Chrysler’s announcement earlier this week to team up with Nissan to produce pickup trucks and small cars is part of the automaker’s strategy to pump up its small-car lineup and its international expansion, Chrysler LLC Chairman Bob Nardelli said Thursday night, according to a draft of his speech acquired by the Free Press.
“Expanding our global business also makes us stronger in our home market, because it helps balance out the ups and downs in the North American economy,” Nardelli was planning to say.
Under the deal announced Monday, Nissan will use its Oppama Plant in Japan to build a Chrysler-designed small car for the Auburn Hills automaker to sell in North America, Europe and elsewhere beginning in 2010. Chrysler plans to use its Saltillo, Mexico, plant to assemble a Nissan-designed pickup for the Japanese automaker to sell in North America starting in 2011.
“This small car will bring us into a new segment and will help us meet increased demand for better fuel economy and reduced CO2 emissions,” Nardelli was to say in his first public comments about the Nissan deal.
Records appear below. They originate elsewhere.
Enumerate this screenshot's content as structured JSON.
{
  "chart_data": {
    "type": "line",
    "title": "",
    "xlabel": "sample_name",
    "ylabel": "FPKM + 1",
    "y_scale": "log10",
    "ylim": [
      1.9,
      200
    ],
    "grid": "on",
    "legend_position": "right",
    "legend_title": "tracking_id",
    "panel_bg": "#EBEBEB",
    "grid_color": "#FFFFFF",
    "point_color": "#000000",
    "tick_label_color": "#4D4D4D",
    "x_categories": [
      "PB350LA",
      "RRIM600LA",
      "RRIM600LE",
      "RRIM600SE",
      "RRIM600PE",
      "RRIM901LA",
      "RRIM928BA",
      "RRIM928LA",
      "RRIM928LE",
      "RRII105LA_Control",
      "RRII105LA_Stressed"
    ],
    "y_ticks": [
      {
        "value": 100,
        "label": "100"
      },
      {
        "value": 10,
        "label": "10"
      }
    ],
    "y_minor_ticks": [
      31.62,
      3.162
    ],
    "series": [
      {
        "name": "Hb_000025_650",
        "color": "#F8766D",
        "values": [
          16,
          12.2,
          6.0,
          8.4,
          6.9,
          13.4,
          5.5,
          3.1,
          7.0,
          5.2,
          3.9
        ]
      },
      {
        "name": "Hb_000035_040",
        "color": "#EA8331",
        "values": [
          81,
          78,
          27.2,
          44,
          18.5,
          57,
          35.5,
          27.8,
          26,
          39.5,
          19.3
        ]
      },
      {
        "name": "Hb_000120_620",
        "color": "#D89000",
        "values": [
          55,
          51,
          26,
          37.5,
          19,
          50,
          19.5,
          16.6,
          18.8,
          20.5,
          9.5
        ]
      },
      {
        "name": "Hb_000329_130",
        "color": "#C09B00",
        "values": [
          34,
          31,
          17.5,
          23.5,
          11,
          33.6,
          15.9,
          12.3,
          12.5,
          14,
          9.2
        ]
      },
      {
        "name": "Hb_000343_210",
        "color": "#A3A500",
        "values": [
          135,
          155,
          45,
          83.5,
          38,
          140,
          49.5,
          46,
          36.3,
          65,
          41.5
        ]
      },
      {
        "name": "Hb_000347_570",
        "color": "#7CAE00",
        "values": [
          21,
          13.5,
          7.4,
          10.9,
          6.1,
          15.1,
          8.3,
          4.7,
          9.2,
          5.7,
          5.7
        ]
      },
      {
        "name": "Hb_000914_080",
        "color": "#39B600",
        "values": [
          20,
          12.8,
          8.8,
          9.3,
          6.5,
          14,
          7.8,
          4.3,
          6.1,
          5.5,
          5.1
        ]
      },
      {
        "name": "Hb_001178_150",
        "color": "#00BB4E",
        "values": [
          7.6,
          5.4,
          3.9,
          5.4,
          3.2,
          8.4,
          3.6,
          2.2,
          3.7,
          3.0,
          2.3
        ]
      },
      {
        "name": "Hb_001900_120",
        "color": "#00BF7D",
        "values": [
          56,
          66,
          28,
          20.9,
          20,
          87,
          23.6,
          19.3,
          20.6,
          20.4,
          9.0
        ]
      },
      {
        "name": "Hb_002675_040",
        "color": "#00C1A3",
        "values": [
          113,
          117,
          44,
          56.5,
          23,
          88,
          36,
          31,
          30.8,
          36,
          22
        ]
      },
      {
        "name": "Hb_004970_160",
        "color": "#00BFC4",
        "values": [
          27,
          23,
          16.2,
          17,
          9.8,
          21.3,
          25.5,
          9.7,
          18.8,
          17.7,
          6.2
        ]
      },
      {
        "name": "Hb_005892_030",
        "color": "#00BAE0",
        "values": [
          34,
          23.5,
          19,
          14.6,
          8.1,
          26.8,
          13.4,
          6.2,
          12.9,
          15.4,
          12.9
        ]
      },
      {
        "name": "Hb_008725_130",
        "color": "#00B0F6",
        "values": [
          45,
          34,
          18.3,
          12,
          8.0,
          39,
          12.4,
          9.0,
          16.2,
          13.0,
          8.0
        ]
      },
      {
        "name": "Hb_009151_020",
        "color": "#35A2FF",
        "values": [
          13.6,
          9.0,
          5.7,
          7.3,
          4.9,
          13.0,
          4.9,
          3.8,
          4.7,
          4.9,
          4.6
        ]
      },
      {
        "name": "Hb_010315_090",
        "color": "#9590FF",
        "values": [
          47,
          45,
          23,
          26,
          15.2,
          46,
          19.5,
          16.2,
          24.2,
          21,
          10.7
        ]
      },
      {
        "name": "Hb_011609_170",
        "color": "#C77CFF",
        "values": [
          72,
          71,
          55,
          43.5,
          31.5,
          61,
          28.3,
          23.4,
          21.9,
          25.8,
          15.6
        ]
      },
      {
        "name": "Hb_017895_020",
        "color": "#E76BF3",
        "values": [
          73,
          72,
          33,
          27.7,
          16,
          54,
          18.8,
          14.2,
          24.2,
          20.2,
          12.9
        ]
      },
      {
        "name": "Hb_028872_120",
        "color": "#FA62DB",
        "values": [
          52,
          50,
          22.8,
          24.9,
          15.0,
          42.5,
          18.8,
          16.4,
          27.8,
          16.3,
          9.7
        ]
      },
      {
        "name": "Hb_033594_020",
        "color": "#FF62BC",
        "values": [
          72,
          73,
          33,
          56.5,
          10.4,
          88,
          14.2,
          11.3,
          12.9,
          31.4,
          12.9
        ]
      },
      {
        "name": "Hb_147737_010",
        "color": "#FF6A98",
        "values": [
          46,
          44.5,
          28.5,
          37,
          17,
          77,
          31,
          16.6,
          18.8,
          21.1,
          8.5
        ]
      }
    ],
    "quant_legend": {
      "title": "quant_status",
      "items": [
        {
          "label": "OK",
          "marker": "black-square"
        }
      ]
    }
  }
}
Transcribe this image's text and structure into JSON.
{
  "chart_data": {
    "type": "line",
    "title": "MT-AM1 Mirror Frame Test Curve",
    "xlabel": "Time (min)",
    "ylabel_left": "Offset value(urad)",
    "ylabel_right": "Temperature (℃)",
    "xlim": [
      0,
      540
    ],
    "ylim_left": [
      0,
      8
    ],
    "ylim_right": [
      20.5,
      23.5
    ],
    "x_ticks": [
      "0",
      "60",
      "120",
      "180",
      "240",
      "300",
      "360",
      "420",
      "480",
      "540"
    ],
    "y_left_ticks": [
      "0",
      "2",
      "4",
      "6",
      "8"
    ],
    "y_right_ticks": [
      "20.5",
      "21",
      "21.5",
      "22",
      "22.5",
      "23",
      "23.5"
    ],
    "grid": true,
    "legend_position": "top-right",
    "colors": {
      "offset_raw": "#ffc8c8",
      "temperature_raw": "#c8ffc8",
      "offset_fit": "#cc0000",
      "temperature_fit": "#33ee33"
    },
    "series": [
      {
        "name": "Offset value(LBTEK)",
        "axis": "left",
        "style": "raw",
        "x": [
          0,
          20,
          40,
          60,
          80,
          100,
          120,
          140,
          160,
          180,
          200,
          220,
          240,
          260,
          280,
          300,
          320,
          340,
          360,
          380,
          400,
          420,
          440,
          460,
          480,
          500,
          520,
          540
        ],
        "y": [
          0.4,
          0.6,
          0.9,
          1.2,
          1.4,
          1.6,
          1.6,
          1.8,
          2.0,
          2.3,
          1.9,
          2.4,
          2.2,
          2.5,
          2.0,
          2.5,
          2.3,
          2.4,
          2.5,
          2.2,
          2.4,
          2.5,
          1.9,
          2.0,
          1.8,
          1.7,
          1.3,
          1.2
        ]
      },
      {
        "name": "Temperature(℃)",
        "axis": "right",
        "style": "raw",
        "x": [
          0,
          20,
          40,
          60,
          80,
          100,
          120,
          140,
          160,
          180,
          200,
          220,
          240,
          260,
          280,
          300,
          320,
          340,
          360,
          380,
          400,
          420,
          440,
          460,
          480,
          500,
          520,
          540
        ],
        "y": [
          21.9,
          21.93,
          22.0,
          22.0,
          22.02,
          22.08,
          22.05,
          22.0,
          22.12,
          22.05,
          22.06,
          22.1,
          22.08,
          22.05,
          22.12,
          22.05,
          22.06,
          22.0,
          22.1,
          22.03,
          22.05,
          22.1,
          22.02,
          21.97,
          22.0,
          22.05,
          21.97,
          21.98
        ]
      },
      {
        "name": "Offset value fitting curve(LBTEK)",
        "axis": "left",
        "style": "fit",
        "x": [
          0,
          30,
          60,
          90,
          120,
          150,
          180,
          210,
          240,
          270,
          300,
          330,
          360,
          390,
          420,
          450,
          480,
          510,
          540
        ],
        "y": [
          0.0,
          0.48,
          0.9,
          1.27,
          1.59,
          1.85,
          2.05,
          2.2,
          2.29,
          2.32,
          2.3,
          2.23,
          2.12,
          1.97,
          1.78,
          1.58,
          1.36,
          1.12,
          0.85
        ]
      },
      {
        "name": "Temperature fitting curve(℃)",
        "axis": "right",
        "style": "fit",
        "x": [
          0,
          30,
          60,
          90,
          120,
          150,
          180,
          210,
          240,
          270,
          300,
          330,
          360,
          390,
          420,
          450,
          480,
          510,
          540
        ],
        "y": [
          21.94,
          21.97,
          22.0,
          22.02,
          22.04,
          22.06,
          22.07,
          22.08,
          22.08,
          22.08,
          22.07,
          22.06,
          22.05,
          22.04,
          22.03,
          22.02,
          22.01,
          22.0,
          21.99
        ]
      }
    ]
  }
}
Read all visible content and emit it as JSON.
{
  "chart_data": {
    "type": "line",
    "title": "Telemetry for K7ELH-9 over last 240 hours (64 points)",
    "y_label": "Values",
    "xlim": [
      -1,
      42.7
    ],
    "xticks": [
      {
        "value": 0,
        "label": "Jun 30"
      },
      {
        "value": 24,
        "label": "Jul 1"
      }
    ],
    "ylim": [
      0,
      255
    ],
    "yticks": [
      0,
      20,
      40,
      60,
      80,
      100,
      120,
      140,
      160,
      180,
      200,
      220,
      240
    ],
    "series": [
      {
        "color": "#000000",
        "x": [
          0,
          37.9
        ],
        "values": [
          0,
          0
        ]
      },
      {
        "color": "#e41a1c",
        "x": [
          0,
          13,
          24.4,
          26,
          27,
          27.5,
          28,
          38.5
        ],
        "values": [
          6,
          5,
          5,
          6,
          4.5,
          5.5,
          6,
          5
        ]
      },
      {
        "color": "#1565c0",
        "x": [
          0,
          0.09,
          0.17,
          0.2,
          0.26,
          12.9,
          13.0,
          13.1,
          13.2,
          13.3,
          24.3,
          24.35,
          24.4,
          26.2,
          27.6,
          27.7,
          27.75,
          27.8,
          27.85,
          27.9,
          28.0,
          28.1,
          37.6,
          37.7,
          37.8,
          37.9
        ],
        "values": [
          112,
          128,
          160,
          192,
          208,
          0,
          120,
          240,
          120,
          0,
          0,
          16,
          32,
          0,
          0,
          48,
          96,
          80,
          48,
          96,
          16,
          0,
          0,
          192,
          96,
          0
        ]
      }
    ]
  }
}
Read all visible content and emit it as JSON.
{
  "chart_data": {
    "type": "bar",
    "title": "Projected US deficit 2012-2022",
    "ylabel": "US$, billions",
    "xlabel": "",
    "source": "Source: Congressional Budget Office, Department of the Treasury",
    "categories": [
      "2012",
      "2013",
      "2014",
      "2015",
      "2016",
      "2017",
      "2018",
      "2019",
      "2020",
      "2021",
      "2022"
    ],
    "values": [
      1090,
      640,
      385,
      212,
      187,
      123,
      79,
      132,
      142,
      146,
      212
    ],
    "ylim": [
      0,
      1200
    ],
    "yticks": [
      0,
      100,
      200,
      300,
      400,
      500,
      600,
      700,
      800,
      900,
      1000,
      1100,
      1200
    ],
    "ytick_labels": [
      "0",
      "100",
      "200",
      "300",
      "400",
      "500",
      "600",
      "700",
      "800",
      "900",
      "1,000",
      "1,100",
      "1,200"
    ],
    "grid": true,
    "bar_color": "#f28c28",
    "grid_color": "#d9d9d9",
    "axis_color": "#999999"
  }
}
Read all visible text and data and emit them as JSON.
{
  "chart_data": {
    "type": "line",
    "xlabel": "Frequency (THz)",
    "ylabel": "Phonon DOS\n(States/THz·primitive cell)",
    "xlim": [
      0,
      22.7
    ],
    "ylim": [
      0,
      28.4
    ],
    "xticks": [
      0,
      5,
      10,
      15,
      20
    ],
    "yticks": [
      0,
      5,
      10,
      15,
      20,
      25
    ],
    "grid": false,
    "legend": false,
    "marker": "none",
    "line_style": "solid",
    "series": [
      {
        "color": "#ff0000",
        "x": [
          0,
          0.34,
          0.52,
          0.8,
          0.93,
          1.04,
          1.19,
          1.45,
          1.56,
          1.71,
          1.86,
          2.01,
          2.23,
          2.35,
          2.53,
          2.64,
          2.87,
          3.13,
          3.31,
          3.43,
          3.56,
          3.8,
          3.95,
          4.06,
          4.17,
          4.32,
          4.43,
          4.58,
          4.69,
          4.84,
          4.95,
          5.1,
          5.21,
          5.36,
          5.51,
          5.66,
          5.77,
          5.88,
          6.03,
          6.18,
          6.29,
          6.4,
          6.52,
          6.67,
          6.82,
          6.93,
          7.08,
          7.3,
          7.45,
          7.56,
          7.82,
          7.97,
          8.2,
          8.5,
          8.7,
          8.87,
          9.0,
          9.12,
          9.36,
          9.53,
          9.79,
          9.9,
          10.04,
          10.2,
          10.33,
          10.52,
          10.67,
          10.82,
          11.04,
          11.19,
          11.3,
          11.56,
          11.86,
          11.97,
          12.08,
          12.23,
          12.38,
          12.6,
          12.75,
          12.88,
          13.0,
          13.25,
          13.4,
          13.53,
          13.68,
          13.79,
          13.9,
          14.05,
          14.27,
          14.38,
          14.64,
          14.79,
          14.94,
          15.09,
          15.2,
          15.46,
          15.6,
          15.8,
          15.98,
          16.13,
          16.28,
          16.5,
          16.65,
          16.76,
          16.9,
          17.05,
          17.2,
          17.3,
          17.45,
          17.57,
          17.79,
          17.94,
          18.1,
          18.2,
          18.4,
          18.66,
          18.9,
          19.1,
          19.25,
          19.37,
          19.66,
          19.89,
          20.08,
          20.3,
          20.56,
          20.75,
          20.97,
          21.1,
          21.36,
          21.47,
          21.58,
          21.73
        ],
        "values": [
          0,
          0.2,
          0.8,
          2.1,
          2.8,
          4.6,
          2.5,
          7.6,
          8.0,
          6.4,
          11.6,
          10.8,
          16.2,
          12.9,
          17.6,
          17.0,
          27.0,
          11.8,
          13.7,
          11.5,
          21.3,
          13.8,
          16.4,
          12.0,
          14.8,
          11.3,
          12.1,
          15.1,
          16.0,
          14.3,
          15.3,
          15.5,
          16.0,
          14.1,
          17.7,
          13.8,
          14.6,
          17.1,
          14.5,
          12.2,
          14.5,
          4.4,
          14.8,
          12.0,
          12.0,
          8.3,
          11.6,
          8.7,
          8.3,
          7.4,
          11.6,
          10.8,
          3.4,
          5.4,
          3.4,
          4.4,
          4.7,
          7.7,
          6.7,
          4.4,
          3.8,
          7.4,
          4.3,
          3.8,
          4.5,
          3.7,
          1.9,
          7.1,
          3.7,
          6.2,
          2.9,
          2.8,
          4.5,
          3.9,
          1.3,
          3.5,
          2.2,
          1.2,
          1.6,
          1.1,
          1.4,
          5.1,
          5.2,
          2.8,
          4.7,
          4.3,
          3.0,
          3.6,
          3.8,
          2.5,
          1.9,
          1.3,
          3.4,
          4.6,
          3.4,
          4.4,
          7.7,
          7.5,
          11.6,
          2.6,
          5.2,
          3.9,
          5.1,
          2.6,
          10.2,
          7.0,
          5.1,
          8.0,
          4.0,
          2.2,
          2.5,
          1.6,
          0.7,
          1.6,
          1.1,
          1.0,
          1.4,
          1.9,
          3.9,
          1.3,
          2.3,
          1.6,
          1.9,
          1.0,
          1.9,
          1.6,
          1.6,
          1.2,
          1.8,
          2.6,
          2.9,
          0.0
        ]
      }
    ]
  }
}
Nardelli’s speech was scheduled for 8:30 p.m. at the Renaissance Center as the keynote address of SAE 2008 World Congress, a four-day conference for automotive engineers.
The Nissan agreement is just one of several pending or potential partnerships between Chrysler and other automakers.
In January, Nissan and Chrysler agreed to a deal in which Nissan will build a small car based on the Nissan Versa for Chrysler to sell under one of its brands in Brazil in 2009.
The German business newspaper Handelsblatt reported Tuesday that Chrysler and Fiat Group are in talks for the U.S. company to make vehicles for Fiat subsidiary Alfa Romeo in its U.S. plants.
Chrysler also is working with Chery Automobile Co. on a deal that would have the Chinese company build small cars for Chrysler to sell under its own brand in markets around the world.
The deals also help Chrysler gain global scale. Chrysler, the smallest of the Detroit Three, operates 14 assembly plants, 10 powertrain plants, three stamping operations and seven technical centers — all in North America.
It also has seven manufacturing affiliates outside of North America.
“Alliances and partnerships play a big part in this international expansion,” Nardelli was to say Thursday night.